It's an interesting premise to think of the deactivated "antimatter fuel system" in the warp drive pods to have vented out their supply.
Assuming that the front of the TOS starship nacelles contained the matter-antimatter reactors (those of the Constellation had been destroyed), there'd be indeed little reason to keep antimatter supplies in the warp nacelles as these would only constitute an unnecessary hazard.
But what about the antimatter not in the warp drive pods? There is the antimatter fuel in the engineering hull ("That Which Survives") and also possibly the antimatter fuel on Deck 11 in "Errand of Mercy" to consider.
Could be a useful hint that the Constellation belonged to the Constitution Starship Class (NCC-16XX) and only the Enterprise Starship Class (NCC-17XX) featured another M/AM reactor in the engineering hull and the antimatter pods on Deck 11.

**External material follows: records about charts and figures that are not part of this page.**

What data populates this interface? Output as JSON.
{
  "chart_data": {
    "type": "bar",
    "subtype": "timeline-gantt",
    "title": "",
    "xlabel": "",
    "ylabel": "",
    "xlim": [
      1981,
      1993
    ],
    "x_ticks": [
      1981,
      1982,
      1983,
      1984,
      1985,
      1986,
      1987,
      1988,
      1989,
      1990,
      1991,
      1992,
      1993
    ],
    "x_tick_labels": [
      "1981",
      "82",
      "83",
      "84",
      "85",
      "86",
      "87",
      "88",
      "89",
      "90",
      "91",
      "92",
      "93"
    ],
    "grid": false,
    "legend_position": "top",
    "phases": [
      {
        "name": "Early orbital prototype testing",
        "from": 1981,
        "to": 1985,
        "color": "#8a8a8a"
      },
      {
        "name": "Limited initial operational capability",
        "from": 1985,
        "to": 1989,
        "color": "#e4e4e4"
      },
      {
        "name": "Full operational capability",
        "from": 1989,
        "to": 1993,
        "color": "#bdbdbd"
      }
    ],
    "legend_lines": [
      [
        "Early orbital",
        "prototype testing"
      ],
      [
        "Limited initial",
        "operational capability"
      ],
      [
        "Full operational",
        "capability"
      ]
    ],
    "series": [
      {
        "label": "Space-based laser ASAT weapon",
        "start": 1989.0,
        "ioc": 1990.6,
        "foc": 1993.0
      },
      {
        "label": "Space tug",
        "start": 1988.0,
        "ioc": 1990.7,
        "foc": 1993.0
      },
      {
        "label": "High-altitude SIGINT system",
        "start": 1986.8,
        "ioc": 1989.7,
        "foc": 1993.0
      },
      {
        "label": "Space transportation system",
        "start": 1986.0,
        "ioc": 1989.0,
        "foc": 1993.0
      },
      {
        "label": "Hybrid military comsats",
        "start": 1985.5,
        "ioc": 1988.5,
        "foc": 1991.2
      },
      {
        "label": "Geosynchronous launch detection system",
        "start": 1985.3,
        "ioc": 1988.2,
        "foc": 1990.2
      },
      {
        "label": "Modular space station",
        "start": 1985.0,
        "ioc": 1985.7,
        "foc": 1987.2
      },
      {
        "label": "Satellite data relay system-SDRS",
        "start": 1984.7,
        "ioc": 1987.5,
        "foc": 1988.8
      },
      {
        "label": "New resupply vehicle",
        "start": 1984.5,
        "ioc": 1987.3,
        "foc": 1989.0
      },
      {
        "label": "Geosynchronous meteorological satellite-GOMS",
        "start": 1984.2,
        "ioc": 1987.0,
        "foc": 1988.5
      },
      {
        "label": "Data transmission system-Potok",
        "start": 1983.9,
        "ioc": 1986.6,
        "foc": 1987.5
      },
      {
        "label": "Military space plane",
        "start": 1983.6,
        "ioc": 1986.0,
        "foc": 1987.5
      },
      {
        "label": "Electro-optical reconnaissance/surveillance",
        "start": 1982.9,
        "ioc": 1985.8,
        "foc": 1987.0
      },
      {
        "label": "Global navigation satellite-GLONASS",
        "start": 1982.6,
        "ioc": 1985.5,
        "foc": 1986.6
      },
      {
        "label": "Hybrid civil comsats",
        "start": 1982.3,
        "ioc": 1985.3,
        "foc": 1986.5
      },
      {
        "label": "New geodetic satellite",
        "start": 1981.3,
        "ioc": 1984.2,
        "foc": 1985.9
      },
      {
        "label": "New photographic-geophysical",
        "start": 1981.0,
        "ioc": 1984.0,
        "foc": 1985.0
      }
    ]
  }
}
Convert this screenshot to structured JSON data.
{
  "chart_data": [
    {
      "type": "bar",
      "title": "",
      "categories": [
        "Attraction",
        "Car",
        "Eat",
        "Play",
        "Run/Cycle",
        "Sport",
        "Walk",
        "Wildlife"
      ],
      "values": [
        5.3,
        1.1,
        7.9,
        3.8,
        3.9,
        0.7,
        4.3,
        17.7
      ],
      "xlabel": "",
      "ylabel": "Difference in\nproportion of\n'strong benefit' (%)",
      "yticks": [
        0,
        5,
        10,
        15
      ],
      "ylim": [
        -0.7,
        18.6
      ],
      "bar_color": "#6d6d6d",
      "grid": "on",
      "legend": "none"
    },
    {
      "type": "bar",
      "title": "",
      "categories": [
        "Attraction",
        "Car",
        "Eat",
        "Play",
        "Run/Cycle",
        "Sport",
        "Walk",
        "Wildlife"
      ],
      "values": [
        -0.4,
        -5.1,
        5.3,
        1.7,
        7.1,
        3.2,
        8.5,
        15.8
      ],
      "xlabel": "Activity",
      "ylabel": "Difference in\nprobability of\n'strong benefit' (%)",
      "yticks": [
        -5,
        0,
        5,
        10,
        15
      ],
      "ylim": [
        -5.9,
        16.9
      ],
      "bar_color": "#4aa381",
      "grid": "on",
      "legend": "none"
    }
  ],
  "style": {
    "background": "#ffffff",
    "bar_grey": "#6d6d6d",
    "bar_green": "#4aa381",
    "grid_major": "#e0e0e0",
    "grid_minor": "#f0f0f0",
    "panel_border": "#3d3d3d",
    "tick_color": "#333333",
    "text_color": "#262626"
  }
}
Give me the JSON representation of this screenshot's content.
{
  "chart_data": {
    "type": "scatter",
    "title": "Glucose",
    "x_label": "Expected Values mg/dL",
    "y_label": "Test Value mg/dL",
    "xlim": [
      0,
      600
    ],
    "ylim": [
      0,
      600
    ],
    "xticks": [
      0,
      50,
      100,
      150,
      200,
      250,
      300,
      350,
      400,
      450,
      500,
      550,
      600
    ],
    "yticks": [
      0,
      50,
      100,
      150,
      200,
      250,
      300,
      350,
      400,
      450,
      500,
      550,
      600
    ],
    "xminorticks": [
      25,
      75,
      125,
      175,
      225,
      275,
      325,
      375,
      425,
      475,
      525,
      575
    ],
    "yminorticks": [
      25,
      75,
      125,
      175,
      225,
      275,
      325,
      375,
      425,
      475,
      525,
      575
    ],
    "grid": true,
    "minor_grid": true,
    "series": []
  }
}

BTW, I do agree that the antimatter fuel is generated as needed instead of giant fuel containers as portrayed in later Trek.
I most certainly don't. The amount of energy you need to put into the creation of antimatter equals the amount of energy yield you could get from matter-antimatter annihilation ("You canna change the laws of physics").
These enigmatic antimatter generators look like "magic".
On the other hand, if those large deuterium tanks (e.g. NCC-1701-D) were antimatter tanks I believe it might be easier to rationalize that space energy and/or matter is collected during flight. Hydrogen particles are available in open space, antimatter is not.
I would find it much easier to assume that warping space requires less M/AM annihilation than assumed. However, matter and antimatter tanks should have a more or less equal volume to credibly illustrate the 1:1 annihilation ratio.